For nine days and nine nights Hermod rode on. His way was through rugged glens, one deeper and darker than the other. He came to the river that is called Giöll[Pg 189] and to the bridge across it that is all glittering with gold. The pale maid who guards the bridge spoke to him.
"The hue of life is still on thee," said Modgudur, the pale maid. "Why dost thou journey down to Hela's deathly realm?"
"I am Hermod," he said, "and I go to see if Hela will take ransom for Baldur."

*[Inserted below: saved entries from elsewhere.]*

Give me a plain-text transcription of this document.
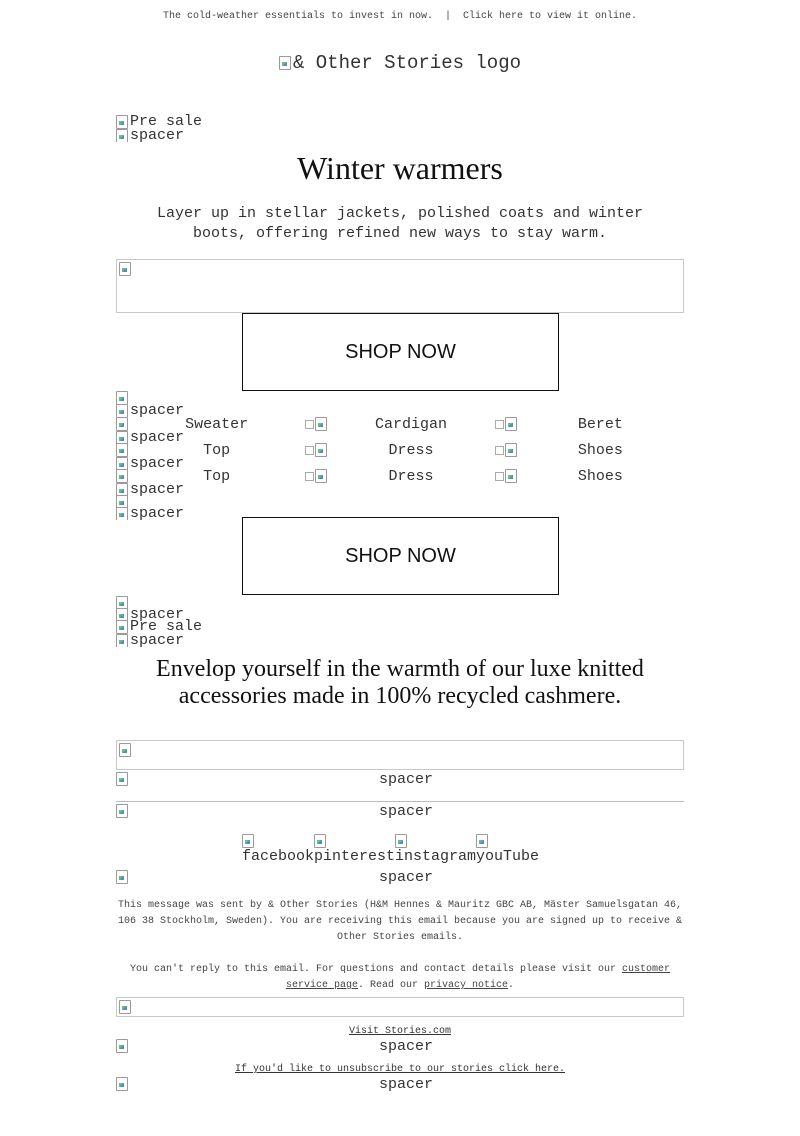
The cold-weather essentials to invest in now. | Click here to view it online.
& Other Stories logo
Pre sale
spacer
Winter warmers
Layer up in stellar jackets, polished coats and winter boots, offering refined new ways to stay warm.
SHOP NOW
spacer
Sweater	Cardigan	Beret
spacer
Top	Dress	Shoes
spacer
Top	Dress	Shoes
spacer
spacer
SHOP NOW
spacer
Pre sale
spacer
Envelop yourself in the warmth of our luxe knitted accessories made in 100% recycled cashmere.
spacer
spacer
facebook pinterest instagram youTube
spacer
This message was sent by & Other Stories (H&M Hennes & Mauritz GBC AB, Mäster Samuelsgatan 46, 106 38 Stockholm, Sweden). You are receiving this email because you are signed up to receive & Other Stories emails.
You can't reply to this email. For questions and contact details please visit our customer service page. Read our privacy notice.
Visit Stories.com
spacer
If you'd like to unsubscribe to our stories click here.
spacer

"Fearful is Hela's habitation for one to come to," said Modgudur, the pale maid. "All round it is a steep wall that even thy steed might hardly leap. Its threshold is Precipice. The bed therein is Care, the table is Hunger, the hanging of the chamber is Burning Anguish."
"It may be that Hela will take ransom for Baldur."
"If all things in the world still lament for Baldur, Hela will have to take ransom and let him go from her," said Modgudur, the pale maid that guards the glittering bridge.